La filiera del cibo è sbilanciata, sostiene Confagricoltura FVG, a favore della distribuzione
Uno studio pubblicato dal Crea (Consiglio per la ricerca in agricoltura) sull’impatto del Covid-19 sull’agroalimentare e le politiche da seguire per favorire la ripresa, dice che secondo alcuni modelli econometrici vi sarà in Italia “una riduzione consistente del reddito agricolo (per ettaro) e zootecnico (per capo allevato), in entrambi i casi superiore all’ipotizzata variazione del Pil (9-10 per cento). Il comparto zootecnico sarebbe colpito da un maggiore calo di redditività, quello ortofrutticolo un poco meno”.

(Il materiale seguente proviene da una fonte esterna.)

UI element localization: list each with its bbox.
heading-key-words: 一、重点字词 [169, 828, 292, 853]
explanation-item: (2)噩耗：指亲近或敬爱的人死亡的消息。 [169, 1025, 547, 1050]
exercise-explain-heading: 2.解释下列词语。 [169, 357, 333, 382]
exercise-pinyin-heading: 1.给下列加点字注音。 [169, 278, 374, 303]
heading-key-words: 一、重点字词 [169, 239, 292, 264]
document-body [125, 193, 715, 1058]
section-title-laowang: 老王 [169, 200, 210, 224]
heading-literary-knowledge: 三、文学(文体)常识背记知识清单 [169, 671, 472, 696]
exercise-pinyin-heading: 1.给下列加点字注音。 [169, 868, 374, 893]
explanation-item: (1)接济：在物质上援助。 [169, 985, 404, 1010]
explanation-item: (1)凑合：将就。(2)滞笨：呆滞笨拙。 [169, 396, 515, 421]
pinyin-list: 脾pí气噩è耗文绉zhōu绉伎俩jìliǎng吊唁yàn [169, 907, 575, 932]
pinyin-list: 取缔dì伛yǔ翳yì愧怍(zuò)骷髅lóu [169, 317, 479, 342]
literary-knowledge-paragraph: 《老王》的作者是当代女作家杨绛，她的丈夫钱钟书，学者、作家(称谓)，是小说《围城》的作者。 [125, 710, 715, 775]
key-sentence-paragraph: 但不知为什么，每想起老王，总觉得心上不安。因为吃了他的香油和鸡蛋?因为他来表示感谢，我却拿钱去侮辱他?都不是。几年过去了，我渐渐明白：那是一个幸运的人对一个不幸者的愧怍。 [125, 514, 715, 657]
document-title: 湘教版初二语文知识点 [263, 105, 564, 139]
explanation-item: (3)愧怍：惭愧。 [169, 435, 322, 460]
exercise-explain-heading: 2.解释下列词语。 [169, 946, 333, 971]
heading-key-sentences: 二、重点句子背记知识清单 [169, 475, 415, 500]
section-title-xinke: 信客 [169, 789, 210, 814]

«Il fatto è, però, che non tutti i protagonisti delle filiere agroalimentari soffrono allo stesso modo – precisa Philip Thurn Valsassina, presidente di Confagricoltura Fvg -. Infatti, vi sono settori che crescono sensibilmente come la Gdo (+9,6 per cento) o le vendite al dettaglio di beni alimentari che hanno realizzato un +3,3 per cento nei primi sette mesi del 2020. Nello stesso periodo è buona anche la performance dell’export agroalimentare con un +3,5 per cento (contro il -14 per cento del comparto manifatturiero). A prescindere da quelli che saranno gli esiti economici dell’attuale seconda ondata (e temiamo che saranno del tutto diversi rispetto alla prima), non possiamo non notare la consueta discrasia fra il settore primario rispetto all’industria e alla distribuzione – sottolinea Thurn Valsassina -. Detto questo, in vista della prima tranche di fondi del Recovery Plan recentemente annunciata, facciamo nostre alcune delle raccomandazioni per l’agricoltura del già citato studio Crea. Bisogna evitare ogni carenza di manodopera; facilitare i trasporti dei prodotti deperibili; garantire liquidità alle imprese evitando restrizioni del credito, introducendo sussidi salariali, sospendendo i pagamenti delle imposte e l’applicazione del regolamento dei minimis; evitare ogni tipo di speculazione; riconoscere come “essenziali” tutte le parti della filiera, a monte e a valle, comprese la mangimistica e il packaging, al fine di non intaccare la catena produttiva; garantire l’integrità della filiera attraverso misure che rafforzino la tracciabilità per evitare ingiustificate crisi di fiducia sulla food safety e, al tempo stesso, rafforzare i controlli anche alle frontiere; nelle relazioni commerciali, vigilare su eventuali barriere sanitarie e fitosanitarie non giustificate e collaborare con il settore privato per individuare eventuali problematiche che dovessero manifestarsi; evitare ogni forma di speculazione che potrebbe avere un impatto negativo sui consumatori attraverso ingiustificati aumenti dei prezzi; garantire l’accesso al cibo alle fasce più vulnerabili della popolazione. Maltrattare agricoltori e consumatori – conclude Thurn Valsassina – non fa bene al cibo “Made in Friuli VG” e “Made in Italy” che ha avuto il suo riconoscimento importante anche dal recente voto favorevole del Parlamento europeo all’accordo commerciale con la Cina che comprende anche 26 eccellenze italiane (prosciutto di San Daniele e grappe comprese)».